Belanja CCTV dan ATCS, Pemkot Batu Ajukan Anggaran Rp 11.2 Miliar

Kepadatan kendaraan baik mobil, bus, motor, angkot, dan yang lainnya saat ini terpantau hingga tempat wisata Jatim Park 3. Setidaknya sejak pukul 10.00 hingga siang ini kepadatan kendaraan terus bertambah.

KOTA BATU – Pemkot Batu punya ancang-ancang khusus untuk mengatasi kemacetan dan menambah kenyamanan wisatawan. Salah satunya bakal disajikan dalam bentuk pengadaan closed circuit television (CCTV) dan area traffic control system (ATCS).

Menurut penghitungan mereka, dana tak kurang dari Rp 11,2 miliar dibutuhkan untuk pengadaan dua alat tersebut. Khusus untuk ATCS, pemkot memperkirakan dana yang dibutuhkan menyentuh angka Rp 10 miliar.

Sementara pengadaan CCTV diprediksi menelan biaya Rp 1,2 miliar. Karena titik pemasangan CCTV dan ATCS berada di wilayah Pemprov Jatim, usulan itu pun disampaikan dalam Musyawarah Perencanaan Pembangunan Provinsi (Musrenbangprov). Hasilnya, respons positif sudah didapatkan Pemkot Batu. Pada tahun ini, bakal ada 6 titik pemasangan CCTV dan 5 titik ATCS yang didanai pemprov.

”Dari pemprov memang ada 11 titik lokasi yang bakal dipasang dan diakomodasi. Yang pasti tahun ini ada 2 titik yang sedang disurvei,” terang Kasi Manajemen Rekayasa Lalu Lintas Dinas Perhubungan (Dishub) Kota Batu Chairul Anwar.

Untuk diketahui, ATCS merupakan sistem kendali lalu lintas yang berguna untuk menyelaraskan waktu lampu merah di beberapa titik. Saat terjadi kemacetan, fungsi alat ini benar-benar dibutuhkan.



Sementara untuk pemantauannya bisa dilakukan lewat CCTV di beberapa titik lalu lintas. Rencananya, titik ATCS akan dipasang di lima lokasi. Di antaranya di Jalan Moh Hatta, Moh Hatta–Ir Soekarno, Pattimura–Diponegoro, Gajahmada–Panglima Sudirman, dan Panglima Sudirman–Trunojoyo. Sementara CCTV bakal dipasang di enam lokasi.
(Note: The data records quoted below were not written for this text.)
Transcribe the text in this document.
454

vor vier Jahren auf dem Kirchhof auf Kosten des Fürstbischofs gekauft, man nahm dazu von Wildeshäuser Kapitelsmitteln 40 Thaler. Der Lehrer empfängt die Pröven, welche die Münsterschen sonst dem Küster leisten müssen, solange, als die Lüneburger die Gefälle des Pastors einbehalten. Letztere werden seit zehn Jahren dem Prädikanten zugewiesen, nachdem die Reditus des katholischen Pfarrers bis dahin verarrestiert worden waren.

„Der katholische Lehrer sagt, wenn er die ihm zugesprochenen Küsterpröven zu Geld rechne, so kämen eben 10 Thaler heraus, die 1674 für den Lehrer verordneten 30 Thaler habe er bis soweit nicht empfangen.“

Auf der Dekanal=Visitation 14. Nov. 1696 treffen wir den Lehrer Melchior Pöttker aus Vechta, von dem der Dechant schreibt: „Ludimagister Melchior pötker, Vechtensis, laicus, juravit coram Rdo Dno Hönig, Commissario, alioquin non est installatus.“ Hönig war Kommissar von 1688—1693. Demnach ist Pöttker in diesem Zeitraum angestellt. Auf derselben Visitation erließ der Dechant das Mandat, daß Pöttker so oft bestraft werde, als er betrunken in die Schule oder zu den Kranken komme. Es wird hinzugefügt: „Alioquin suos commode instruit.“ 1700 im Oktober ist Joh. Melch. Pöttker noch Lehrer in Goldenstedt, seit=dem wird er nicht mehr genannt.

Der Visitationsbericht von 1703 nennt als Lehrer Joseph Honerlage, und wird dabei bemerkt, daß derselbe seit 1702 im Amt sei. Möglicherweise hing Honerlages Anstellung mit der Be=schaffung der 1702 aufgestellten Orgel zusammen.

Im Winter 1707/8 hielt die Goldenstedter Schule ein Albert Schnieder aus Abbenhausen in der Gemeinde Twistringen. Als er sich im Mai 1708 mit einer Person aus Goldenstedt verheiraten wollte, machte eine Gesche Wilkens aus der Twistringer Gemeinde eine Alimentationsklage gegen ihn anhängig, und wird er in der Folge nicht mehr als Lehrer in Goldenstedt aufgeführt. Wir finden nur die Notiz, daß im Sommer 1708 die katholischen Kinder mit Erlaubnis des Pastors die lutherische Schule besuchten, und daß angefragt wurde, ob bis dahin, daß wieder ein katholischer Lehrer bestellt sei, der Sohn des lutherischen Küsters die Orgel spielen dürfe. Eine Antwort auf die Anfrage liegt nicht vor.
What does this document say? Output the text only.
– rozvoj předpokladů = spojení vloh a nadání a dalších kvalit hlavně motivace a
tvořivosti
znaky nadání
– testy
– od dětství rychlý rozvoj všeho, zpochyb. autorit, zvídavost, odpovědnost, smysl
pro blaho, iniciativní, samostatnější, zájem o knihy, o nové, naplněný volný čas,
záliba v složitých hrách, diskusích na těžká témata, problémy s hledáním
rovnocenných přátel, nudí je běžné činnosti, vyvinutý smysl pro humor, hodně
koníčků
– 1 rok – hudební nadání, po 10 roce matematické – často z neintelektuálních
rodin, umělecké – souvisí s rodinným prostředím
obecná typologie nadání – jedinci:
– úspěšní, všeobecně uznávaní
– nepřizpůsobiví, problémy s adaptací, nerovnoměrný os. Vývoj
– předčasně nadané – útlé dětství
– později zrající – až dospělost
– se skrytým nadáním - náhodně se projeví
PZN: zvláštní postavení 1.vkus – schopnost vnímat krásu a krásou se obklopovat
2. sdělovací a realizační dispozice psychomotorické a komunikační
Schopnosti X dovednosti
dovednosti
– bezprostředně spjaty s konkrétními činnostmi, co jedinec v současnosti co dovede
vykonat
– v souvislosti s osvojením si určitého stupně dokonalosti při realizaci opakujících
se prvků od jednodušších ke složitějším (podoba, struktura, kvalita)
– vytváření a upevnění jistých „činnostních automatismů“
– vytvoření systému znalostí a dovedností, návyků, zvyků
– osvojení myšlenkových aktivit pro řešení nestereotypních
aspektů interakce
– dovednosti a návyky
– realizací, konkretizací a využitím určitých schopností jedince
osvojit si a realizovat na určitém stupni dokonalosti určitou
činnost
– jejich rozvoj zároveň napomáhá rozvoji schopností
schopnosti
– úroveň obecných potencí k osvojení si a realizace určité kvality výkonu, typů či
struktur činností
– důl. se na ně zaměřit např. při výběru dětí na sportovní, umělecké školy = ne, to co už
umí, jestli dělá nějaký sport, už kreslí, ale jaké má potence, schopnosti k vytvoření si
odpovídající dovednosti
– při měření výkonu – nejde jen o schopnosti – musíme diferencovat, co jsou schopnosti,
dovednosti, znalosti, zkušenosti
Yakni di perbatasan Jalan Ir Soekarno dengan jalan krematorium, simpang tiga Jalan Raya Selecta, Jalan Junggo, Jalan Sultan Agung, dan Jalan Abdul Gani-Suropati.

Selain mengharapkan bantuan pemprov, Dishub Kota Batu juga berencana melakukan pemasangan CCTV di dua titik. ”Kemarin sudah disurvei pihak ketiga. Rencana di Jurang Soso dan Museum Angkut,” jelas Choirul. Di titik Museum Angkut nantinya bakal menggunakan kamera 360 derajat. ”Kamera 360 derajat ini cocok untuk lokasi pertigaan sama perempatan,” tambahnya.

Sedangkan di titik Jurang Soso, di perbatasan Karangploso Giripurno bakal menggunakan dua kamera fiks yang berlawanan. ”Rencananya bulan Mei selesai pemasangannya. Itu untuk mengantisipasi libur Lebaran nanti,” bebernya.

Ke depan, dishub juga sudah mengakomodasi beberapa pengadaan alat lainnya. ”Nanti ada variable message sign (VMS). Itu berfungsi mengarahkan ke mana si pengguna jalan akan memilih jalannya,” jelasnya.

Sementara itu, Wali Kota Batu Dewanti Rumpoko berharap pengadaan CCTV dan ATCS bisa bermanfaat untuk hal lainnya. Seperti menekan angka kejahatan hingga bencana.

”Semua yang memiliki kriteria rawan bisa dipasang CCTV agar termonitor semuanya,” terang Dewanti. Bila ada data awal terkait bentuk kejahatan maupun kasus bencana, dia yakin penanganan selanjutnya bakal lebih cepat.